Shaban-i Veli (Şaban-ı Veli) also written as Sha’ban Wali (d. 976 AH/1569 AD), was an Ottoman Sufi saint from Kastamonu, and founder of the Shabaniyya branch of the Khalwatiyya order. He was trained under and was a murid (disciple) of Hayreddin Tokadi of Bolu.

==Biography==
He was born in Taşköprü district of Kastamonu. An important part of the information about his life is based on the work of Ömer Fuâdî, the fifth sheikh of Şaban-ı Velî Dergah, named Menâkıb-ı Şerîf-i Pir-i Halveti Hazret-i Şa'bân-ı Veli. Ömer Fuadi does not give information about his date of birth. In recent sources, the years 902 (1497) and 905 (1499-1500) are mentioned for his birth. It is claimed that he was born in 886 AH (1481 AD) based on a record in a recent Shabani license (icâzetnâme), and it is stated that the same date is given in a series found in the Şaban-ı Velî Museum. Shaban-i Veli lost his mother and father at a young age and was adopted by a sissy (hanım evladı). After completing his primary education in Taşköprü, he studied tafsir and hadith and received his license from Hodja Veli son of Osman, buried in the Abdürrezzak Mosque Tomb in Kastamonu. Later, he went to Istanbul for his studies and stayed at one of the madrasas in Fatih district (Constantinople). Available information points to this school being the Karadeniz Bashkirsunlu Madrasa, where he studied sacred sciences such as the Qur'an, tafsir and hadith for nine years, and was appointed to the posts of sheikh and lecturer at Eyüp Mosque. This info is not included in the old sources.
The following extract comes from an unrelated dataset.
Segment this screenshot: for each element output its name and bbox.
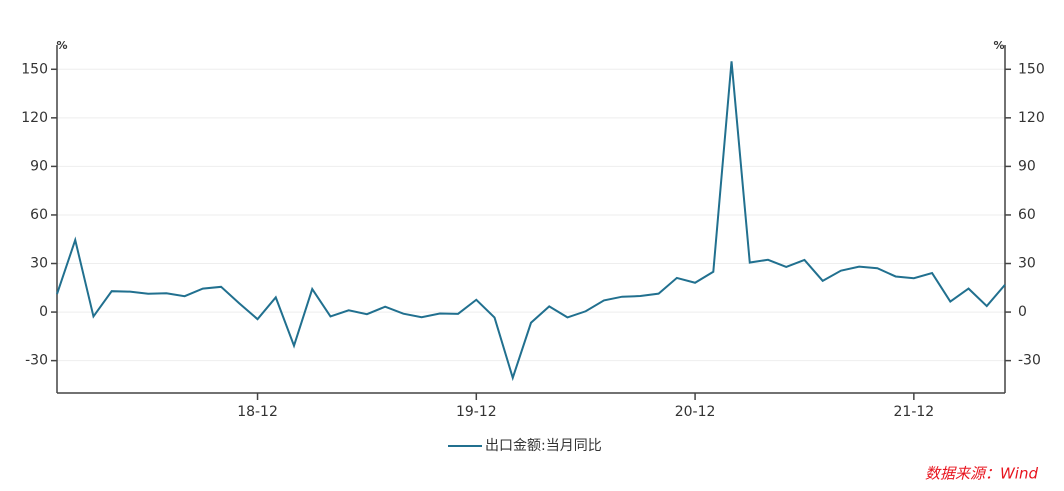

Along with Ömer Fuâdî, one of the Shabani sheikhs, Ibrahim Has written a menâkıbnâme about Shaban-i Velî, which he called Tezkiretü'l-Has. The last sheikh of the Shabân-ı Veli Dergah, Mehmed Ataullah Efendi (Armay), wrote an addendum to Ömer Fuâdî's Menâkıbname. As the Halvetiyye is the most branched order, the Shabaniyya order within it is the most common order with many branches. Shabaniyya was present in a very wide geography from Anatolia, the Balkans, Iraq, Syria and the Hejaz to the interiors of India and Africa.

==The Four Poles of Anatolia==
Shaban-i Veli is accepted as one of the four poles (aqtab) of Anatolia by all tariqa circles, the others being Mawlana Rumi, Haji Bektash Veli, and Haji Bayram Veli.